In the context of LLMs, traditional approaches involving large, distributed data pipelines for feature engineering are only sometimes used in this step. Instead, there is a shift toward the adoption of vector search databases that facilitate Retrieval Augmented Generation (RAG), replacing the conventional production components. For proprietary LLMs, they are typically offered a service featuring fully managed GPU pools accessible via an API endpoint. This approach eliminates the need for training or deploying new models, simplifying the process. Most of the heavy lifting in terms of Machine Learning Operations (MLOps) is handled for you. While prominent open-source LLMs are gradually being offered a service, in cases where this is unavailable, you may need to take on the responsibility of model provisioning. It’s worth noting that the efficient operation of most LLMs in production environments often requires Graphics Processing Units (GPUs), which can be in high demand.

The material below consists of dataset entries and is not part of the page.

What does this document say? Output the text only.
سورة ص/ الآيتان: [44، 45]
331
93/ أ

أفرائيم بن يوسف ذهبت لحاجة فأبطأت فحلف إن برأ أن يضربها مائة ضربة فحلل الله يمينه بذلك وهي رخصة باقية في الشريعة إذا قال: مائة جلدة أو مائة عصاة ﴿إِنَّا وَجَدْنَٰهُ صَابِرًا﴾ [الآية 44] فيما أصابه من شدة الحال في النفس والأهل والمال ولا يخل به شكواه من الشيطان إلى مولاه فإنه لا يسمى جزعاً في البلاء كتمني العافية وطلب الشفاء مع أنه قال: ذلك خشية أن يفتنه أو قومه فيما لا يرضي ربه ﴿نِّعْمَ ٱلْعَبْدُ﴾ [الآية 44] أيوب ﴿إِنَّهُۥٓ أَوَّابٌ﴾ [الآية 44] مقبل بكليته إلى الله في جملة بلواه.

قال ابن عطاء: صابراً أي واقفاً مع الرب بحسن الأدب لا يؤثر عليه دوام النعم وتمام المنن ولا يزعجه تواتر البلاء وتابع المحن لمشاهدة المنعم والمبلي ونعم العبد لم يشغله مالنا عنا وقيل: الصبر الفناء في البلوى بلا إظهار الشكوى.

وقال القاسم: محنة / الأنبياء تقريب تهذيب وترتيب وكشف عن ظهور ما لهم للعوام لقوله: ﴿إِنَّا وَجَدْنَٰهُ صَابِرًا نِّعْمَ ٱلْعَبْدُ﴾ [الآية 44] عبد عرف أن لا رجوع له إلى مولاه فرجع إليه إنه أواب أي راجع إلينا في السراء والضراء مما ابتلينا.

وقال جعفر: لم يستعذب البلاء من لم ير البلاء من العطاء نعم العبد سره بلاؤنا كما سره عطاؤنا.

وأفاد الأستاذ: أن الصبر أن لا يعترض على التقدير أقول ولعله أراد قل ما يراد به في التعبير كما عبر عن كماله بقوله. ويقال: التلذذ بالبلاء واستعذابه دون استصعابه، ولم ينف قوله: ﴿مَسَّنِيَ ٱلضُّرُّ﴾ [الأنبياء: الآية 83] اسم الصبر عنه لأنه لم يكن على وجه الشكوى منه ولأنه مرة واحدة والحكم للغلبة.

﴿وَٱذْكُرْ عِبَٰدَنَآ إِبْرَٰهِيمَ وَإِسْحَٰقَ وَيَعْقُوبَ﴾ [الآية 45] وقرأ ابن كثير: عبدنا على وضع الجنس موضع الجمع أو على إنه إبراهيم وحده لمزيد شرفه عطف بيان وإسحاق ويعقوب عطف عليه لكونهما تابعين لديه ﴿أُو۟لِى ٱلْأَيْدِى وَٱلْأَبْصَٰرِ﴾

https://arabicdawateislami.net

Step 5 - Responsible AI Model: Ethics at Every Step
This is not a standalone step but a central theme that runs through every part of the project. As ChatGPT’s rapid expansion gained widespread attention, the societal and economic implications of LLMs took center stage in public discussions. Within each of the previously mentioned steps, the responsible AI-related tasks are included in order to evaluate and prevent potential harm or improper use of the LLM application.
Conclusion
The process of testing LLMs mirrors the complexity and dynamism inherent in these powerful systems. While our outlined approach provides a structured framework, it is essential to recognize that testing LLMs is a multifaceted effort. It often leads to unexpected discoveries and new use cases and even prompts reconsidering the initial tool design.
The question of whether this rigorous testing process is too labor-intensive is a valid one. However, it is crucial to weigh it against the alternatives. Benchmarks can be inadequate for generation tasks with multiple correct answers, and collecting human judgments can be even more demanding, with diminishing utility as the model evolves. The choice not to test can result in a lack of understanding of the model’s behavior, which can be damaging. On the other hand, thorough testing can yield several advantages: it aids in identifying and rectifying bugs, provides valuable insights into the task itself, and uncovers significant issues in the specification early in the development process, allowing for necessary adjustments before it’s too late.
It not only ensures the reliability and effectiveness of the model but also contributes to a deeper understanding of its capabilities and limitations. Ultimately, testing serves as an essential tool in harnessing the potential of LLMs while mitigating risks and pitfalls along the way.